Ma fino ad oggi nessuna notizia. Forse il pm Minisci è troppo preso dai suoi freschi impegni associativi? Mesi fa, infatti, è stato nominato segretario dell'ANM, ossia la potente Associazione Nazionale Magistrati.
Un occhio al caso, comunque, non farebbe male a darlo. Soprattutto perchè lo 'scenario storico' è ormai chiaro. Altro che il solito delitto a sfondo passional-sessuale facile paravento per troppe inchieste! E' palese la matrice politica dell'omicidio: che più di Stato non si può.
E c'è quel Petrolio bollente – l'ultima opera di Pier Paolo – come movente da novanta. Soprattutto il capitolo che manca all'appello delle bozze: le 60 pagine di "Lampi sull'Eni", dedicate al poderoso sistema di potere che all'epoca ruotava intorno alla figura del numero uno della 'Razza Padrona', al secolo Eugenio Cefis.

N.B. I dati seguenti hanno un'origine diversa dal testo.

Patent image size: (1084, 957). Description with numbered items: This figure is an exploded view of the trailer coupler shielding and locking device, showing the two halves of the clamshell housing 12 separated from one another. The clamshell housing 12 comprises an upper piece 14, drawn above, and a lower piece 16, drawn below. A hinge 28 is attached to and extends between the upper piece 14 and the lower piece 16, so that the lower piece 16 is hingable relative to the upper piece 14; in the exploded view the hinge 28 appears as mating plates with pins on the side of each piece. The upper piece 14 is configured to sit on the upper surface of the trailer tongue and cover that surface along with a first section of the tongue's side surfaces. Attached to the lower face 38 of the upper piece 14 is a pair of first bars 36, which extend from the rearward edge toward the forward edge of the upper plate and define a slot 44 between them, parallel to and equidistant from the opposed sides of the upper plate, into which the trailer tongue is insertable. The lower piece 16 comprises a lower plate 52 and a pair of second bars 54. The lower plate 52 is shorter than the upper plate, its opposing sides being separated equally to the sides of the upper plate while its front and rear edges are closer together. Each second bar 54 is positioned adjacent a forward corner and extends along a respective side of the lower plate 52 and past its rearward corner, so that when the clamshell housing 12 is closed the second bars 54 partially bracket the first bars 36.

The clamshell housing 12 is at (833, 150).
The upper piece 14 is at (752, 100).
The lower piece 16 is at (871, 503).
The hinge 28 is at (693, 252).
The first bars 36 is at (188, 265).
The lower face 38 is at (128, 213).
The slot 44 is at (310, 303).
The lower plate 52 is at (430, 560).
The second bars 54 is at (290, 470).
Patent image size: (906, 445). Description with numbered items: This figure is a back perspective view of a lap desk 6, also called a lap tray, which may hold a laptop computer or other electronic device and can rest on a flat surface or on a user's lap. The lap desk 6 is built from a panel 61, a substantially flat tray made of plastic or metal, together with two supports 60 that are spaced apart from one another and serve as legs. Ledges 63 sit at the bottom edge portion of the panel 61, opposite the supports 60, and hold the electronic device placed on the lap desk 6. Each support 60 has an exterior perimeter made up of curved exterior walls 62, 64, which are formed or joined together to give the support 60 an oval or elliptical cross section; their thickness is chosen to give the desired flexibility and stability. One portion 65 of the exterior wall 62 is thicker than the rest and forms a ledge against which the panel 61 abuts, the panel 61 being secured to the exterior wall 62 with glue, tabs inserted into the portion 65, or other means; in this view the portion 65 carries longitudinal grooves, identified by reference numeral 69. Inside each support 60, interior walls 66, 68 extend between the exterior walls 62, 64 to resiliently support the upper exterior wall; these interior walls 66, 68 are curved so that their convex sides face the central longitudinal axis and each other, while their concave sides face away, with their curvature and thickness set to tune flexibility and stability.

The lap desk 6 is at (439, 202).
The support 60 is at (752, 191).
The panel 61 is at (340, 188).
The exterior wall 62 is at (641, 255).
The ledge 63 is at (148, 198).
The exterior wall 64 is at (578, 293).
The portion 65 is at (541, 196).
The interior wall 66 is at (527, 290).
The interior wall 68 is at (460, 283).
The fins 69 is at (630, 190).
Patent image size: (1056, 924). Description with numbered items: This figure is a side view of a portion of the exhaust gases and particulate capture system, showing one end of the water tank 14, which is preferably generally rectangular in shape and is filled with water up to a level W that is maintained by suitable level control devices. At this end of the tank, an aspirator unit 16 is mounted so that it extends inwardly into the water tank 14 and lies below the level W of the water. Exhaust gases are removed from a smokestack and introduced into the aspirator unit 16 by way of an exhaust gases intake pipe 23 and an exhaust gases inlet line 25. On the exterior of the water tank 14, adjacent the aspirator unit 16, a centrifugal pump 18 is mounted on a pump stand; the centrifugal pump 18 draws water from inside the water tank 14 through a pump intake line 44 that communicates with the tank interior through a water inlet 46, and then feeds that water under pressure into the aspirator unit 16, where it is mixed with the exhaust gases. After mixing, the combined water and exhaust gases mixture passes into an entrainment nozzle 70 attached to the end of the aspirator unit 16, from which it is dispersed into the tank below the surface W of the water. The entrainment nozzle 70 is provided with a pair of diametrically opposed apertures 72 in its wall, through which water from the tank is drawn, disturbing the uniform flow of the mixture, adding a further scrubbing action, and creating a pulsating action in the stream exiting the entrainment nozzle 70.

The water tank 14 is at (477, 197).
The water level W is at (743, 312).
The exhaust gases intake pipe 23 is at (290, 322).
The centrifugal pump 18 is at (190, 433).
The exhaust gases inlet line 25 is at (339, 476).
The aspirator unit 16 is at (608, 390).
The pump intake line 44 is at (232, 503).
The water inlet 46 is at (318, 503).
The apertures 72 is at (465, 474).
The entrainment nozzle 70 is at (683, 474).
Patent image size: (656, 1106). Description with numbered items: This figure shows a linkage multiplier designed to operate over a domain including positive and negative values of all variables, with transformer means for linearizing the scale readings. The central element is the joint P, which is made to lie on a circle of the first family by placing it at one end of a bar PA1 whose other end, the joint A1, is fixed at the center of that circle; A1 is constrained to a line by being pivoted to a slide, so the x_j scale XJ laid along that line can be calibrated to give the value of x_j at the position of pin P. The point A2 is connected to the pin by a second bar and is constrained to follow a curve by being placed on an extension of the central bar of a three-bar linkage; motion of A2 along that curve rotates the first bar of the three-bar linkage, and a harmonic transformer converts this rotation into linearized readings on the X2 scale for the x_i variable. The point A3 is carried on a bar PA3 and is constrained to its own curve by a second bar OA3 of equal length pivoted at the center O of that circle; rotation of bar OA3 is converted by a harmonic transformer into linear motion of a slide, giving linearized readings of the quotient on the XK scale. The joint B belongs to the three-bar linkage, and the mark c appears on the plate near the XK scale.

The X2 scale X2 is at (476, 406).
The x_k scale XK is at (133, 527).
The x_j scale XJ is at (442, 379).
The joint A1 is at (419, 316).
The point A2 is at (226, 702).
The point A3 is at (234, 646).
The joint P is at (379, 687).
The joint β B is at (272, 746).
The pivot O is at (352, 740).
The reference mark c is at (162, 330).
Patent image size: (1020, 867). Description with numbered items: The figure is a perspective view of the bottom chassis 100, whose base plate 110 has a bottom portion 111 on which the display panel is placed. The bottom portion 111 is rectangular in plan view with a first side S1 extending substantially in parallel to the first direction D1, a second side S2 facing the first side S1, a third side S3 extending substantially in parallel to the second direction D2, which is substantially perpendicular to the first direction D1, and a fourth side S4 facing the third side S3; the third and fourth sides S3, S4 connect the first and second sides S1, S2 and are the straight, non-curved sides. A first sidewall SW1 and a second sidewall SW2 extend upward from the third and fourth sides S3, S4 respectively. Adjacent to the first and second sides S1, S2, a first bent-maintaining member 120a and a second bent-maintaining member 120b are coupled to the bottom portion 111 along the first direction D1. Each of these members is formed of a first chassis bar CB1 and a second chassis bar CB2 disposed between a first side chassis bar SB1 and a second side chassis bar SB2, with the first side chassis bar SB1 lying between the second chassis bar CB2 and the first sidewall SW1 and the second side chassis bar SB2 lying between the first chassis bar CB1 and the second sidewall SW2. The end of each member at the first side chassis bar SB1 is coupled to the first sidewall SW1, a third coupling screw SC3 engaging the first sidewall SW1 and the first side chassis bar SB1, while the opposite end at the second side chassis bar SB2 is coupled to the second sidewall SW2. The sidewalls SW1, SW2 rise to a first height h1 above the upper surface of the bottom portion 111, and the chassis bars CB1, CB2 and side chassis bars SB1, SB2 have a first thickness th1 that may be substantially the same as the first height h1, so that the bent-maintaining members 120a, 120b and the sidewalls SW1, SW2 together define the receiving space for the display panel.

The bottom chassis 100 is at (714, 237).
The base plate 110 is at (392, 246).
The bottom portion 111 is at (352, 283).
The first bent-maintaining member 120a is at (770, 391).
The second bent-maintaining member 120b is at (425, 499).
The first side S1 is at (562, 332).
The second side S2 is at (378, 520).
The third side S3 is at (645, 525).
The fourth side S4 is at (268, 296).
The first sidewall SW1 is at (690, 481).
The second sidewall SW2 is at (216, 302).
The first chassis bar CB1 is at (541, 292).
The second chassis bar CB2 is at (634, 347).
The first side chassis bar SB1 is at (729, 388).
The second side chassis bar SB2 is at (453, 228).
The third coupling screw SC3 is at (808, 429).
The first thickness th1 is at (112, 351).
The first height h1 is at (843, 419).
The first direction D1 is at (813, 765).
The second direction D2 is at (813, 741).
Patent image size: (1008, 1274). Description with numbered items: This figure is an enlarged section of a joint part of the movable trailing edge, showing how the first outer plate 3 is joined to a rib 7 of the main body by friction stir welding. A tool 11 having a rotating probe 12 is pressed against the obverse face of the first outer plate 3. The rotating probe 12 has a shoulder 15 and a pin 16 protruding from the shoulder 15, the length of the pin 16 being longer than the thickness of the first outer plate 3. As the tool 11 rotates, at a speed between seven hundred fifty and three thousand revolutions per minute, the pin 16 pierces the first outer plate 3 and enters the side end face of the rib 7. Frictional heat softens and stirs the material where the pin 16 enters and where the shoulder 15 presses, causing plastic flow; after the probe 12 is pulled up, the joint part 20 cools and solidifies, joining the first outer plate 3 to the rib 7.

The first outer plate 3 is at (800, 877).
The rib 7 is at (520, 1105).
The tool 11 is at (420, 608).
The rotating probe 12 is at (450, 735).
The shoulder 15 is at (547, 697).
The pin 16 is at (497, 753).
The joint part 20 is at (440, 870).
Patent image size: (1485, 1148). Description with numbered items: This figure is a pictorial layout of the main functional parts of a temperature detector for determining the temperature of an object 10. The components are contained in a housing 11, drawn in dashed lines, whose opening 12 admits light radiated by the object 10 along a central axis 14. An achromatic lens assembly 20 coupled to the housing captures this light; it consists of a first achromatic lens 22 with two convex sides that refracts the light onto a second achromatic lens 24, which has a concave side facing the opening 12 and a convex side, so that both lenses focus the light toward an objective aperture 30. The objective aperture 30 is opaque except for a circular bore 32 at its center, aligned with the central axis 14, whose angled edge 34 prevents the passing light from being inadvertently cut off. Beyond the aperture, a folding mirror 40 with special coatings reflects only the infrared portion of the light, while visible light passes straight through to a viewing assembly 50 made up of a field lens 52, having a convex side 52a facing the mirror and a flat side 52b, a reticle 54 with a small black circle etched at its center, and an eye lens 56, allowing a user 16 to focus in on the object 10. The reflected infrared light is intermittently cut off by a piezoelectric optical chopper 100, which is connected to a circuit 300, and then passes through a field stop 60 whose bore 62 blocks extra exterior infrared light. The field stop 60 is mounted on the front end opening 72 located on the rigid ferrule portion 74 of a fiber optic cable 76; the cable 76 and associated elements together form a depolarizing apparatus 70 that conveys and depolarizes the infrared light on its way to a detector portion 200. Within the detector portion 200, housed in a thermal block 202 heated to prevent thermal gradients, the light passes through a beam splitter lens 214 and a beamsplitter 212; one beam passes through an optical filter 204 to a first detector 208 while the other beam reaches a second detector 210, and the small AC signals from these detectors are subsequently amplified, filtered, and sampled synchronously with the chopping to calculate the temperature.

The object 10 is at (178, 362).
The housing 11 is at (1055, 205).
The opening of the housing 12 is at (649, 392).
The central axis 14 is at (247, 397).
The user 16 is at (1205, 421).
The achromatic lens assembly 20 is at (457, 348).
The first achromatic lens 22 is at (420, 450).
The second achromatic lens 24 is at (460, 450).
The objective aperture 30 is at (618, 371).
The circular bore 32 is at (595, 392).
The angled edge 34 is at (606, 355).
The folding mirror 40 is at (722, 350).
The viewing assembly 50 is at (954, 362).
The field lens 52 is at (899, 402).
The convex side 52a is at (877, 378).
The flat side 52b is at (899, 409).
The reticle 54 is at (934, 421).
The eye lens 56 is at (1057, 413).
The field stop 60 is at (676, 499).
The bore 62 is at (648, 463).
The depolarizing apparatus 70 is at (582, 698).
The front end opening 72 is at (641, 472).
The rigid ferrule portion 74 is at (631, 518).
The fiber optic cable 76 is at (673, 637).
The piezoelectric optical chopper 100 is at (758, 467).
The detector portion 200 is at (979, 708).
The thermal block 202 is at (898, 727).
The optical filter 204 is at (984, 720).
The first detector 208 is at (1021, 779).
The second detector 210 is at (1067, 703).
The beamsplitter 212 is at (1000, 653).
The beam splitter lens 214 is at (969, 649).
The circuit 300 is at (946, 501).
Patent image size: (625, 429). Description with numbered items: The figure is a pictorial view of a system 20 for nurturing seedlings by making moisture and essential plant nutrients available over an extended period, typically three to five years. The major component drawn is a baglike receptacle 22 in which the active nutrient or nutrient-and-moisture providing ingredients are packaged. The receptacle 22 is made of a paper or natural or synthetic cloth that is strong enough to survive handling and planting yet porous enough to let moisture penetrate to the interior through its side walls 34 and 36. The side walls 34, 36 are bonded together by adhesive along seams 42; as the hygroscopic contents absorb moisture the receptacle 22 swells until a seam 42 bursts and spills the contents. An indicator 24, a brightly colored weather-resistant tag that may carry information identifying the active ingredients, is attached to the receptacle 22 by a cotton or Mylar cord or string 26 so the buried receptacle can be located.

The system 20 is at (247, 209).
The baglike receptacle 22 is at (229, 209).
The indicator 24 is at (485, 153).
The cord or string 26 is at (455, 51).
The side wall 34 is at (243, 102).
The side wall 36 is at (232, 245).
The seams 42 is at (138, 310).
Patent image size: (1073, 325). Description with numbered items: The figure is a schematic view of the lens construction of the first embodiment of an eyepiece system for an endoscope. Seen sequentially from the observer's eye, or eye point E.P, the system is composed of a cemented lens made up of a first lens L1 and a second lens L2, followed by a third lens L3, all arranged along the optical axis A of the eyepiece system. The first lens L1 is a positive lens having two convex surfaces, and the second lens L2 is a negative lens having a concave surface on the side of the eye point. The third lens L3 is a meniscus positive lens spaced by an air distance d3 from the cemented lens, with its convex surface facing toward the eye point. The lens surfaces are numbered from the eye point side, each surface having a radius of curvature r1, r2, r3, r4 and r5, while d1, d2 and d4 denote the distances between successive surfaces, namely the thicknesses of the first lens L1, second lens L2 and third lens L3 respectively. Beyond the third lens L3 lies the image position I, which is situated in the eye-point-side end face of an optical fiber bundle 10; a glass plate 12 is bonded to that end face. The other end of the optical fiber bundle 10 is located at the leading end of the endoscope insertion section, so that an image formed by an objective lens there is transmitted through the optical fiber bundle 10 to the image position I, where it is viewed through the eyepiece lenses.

Da grande regista, poeta e genio a tutto campo (compreso quello pallonaro), Pasolini s'era anche trasformato in giornalista d'inchiesta, e di razza. Aveva scavato e scovato a proposito del delitto di Enrico Mattei (tanto che le bozze di Petrolio erano sulla scrivania del cronista dell'Ora di Palermo Mauro De Mauro, ucciso dalla mafia): e alla fine il suo mitico "Io so, ma non ho le prove", si stava trasformando in "Io so e ho le prove".
Per questo anche Pier Paolo "Doveva Morire".